In a setting as forbidding as it is beautiful, 14-year-old Elle Marja ropes, tackles and then caresses a reindeer on the frozen ground. She is a young adult member of the Sami people and she is expected to pull her own weight. With the frozen arctic skies as her backdrop she cuts off a small portion of the reindeer, marking for her family. Since her father’s death it is especially important that she, her sister Njenna and her mother support each other no matter how hard the task or how long the day.
The stark, crystal clean skies of artic Sweden, Norway and Finland are a forbidding pallet with which to paint the centuries old culture of the Sami. As a teenager, Sami grew up learning more about handling a sharp knife than applying makeup or selecting a dress. Nonetheless, she is sent off to a Swedish boarding school to attend mandatory classes.
The classes, couched in the missionary zeal of religious salvation and the liberal nirvana of reading, writing and arithmetic, serve an entirely different purpose for the establishment. Once at the school, Sami children are poked, prodded, stripped and photographed by scientists analyzing how they could be so backward. In being taught a fraction of what they might need to survive in the cities to the south, the real lesson is who is boss.
At the end of her short education, Elle Marja has learned more than intended. She wants to go on learning but that is forbidden. The authorities have no intention of making even one Sami person capable of criticizing them. Sami strikes off on her own for the city, to survive in a world as foreign as Mars, mainly to prove she can.

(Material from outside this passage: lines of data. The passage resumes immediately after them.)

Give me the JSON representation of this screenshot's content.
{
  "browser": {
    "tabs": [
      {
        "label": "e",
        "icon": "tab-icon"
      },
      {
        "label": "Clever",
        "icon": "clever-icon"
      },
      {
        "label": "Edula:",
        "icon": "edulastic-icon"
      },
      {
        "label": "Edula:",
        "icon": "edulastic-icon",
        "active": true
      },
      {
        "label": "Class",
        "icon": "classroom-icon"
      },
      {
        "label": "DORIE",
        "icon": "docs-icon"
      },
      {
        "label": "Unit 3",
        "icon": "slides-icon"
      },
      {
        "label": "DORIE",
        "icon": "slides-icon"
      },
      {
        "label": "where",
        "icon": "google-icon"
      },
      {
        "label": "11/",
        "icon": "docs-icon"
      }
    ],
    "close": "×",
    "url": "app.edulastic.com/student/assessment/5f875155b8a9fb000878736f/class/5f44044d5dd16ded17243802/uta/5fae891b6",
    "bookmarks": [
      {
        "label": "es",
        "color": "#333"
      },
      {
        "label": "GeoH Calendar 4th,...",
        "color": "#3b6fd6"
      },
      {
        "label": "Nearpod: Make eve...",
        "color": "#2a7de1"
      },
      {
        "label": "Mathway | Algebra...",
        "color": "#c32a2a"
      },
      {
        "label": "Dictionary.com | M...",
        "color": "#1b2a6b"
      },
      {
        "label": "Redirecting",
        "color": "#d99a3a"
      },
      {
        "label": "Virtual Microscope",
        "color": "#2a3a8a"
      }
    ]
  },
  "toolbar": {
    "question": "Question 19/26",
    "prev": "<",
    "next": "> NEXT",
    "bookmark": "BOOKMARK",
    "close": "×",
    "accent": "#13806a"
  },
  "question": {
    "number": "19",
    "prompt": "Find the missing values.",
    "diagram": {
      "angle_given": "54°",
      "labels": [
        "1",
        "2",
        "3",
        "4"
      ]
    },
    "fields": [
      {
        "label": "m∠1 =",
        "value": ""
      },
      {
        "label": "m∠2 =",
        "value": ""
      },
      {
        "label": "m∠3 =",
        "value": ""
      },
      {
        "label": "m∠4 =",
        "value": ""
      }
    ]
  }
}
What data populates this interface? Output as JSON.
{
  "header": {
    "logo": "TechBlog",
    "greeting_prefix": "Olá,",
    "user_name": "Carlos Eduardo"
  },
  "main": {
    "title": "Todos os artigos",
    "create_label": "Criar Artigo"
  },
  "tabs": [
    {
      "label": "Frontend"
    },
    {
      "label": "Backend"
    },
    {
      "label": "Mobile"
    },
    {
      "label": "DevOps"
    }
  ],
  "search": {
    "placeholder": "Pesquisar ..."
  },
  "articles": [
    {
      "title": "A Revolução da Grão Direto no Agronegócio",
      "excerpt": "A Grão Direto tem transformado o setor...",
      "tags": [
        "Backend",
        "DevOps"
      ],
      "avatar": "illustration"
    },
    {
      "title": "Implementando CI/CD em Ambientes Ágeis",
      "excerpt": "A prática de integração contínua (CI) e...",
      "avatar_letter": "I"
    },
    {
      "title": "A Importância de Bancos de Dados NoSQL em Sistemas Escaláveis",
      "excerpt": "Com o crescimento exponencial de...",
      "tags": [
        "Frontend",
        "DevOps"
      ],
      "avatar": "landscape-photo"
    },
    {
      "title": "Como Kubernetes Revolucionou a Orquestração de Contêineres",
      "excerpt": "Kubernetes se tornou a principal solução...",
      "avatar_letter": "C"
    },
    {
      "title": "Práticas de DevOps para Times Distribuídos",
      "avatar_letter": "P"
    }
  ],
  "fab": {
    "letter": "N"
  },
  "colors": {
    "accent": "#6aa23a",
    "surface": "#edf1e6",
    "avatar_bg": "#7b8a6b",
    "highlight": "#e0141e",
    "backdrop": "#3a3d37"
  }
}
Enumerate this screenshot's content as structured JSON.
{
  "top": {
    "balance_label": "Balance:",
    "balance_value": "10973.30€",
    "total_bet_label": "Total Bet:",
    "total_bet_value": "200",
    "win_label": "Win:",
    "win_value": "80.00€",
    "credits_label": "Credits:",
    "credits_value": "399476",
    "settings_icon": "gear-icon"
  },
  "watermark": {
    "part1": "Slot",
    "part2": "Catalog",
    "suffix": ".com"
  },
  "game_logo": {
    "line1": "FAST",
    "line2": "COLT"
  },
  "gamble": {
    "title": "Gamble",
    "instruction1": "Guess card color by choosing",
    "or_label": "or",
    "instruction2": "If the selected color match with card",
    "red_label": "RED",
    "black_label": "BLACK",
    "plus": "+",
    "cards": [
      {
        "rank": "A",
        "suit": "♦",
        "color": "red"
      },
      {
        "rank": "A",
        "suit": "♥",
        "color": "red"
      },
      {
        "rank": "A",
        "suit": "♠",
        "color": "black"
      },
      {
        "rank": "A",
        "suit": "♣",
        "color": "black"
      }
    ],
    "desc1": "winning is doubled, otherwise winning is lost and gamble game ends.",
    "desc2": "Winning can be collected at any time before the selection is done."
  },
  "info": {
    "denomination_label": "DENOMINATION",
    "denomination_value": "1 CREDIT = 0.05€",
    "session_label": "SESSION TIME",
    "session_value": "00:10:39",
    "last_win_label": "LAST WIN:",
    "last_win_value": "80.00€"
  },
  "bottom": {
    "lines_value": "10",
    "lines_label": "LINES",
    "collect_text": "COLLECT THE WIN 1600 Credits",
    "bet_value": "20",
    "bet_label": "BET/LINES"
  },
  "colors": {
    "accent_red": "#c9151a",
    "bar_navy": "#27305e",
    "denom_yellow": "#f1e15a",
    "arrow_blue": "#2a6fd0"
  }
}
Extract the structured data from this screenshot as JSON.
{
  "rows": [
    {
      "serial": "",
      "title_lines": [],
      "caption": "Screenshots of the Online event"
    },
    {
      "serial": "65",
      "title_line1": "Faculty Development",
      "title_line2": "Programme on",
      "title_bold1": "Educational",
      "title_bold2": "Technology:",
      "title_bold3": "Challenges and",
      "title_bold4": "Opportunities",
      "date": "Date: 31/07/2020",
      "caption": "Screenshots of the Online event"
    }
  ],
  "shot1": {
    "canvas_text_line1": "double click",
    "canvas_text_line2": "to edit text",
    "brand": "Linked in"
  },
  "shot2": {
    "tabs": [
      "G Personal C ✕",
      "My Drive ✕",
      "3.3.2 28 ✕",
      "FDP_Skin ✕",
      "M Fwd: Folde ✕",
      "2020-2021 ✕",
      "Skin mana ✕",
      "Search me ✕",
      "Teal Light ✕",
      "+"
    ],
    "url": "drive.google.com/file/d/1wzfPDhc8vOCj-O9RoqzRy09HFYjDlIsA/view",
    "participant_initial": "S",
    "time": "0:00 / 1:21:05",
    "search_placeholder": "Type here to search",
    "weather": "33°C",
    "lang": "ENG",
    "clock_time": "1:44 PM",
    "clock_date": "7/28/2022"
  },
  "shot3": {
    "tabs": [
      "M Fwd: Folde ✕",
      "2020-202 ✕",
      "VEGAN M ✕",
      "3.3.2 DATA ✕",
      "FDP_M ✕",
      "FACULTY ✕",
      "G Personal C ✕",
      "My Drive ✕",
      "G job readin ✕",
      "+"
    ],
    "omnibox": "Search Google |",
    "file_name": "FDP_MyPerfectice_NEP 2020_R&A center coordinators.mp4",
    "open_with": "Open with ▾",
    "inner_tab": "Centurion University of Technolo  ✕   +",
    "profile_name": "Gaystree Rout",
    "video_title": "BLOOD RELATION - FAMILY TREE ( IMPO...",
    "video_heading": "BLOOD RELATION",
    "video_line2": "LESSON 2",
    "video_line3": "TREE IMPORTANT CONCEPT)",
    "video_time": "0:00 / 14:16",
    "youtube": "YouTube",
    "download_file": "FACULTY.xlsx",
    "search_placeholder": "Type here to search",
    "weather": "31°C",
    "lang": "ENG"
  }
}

Many stories have explored the heartbreak and ecstasy of people challenging themselves to survive in radically different cultures, geographies and social strata. Writer/director Amanda Kernell succeeds admirably in using the stark arctic surroundings and utter lack of pretension and aggression in Elle’s born life to highlight the glaring flaws in a pre-Nazi society going mad. The tundra, swept clean of all but the most humble and adaptable makes the flaccid corruption of industrialized civilization look like a compost pile of dying flesh waiting to be recycled by war.
Beyond the social commentary, she is able to direct new actress Lene Cecilia Sparrok into a persona that is not the least bit victimized. Rather, the girl is Neil Armstrong setting the first foot on the moon. She is wary, even fearful, of her surroundings, but in possession of an inner strength that she knows is lacking around her. Even as the raging hormones of her petulant adolescence boil over in occasional missteps, she can use the absolute honesty of a natural survivalist to cope with even the most foreign and distasteful of tasks.
Between the actress and the director, there is the most powerful sense of a human caught between two worlds, orbiting around one and then the other but never touching ground on either. By the end of the movie, as an elderly woman, Elle has, perhaps, flown too close to the sun. Such is her fate, to find out what lies over the hill, no matter what the cost.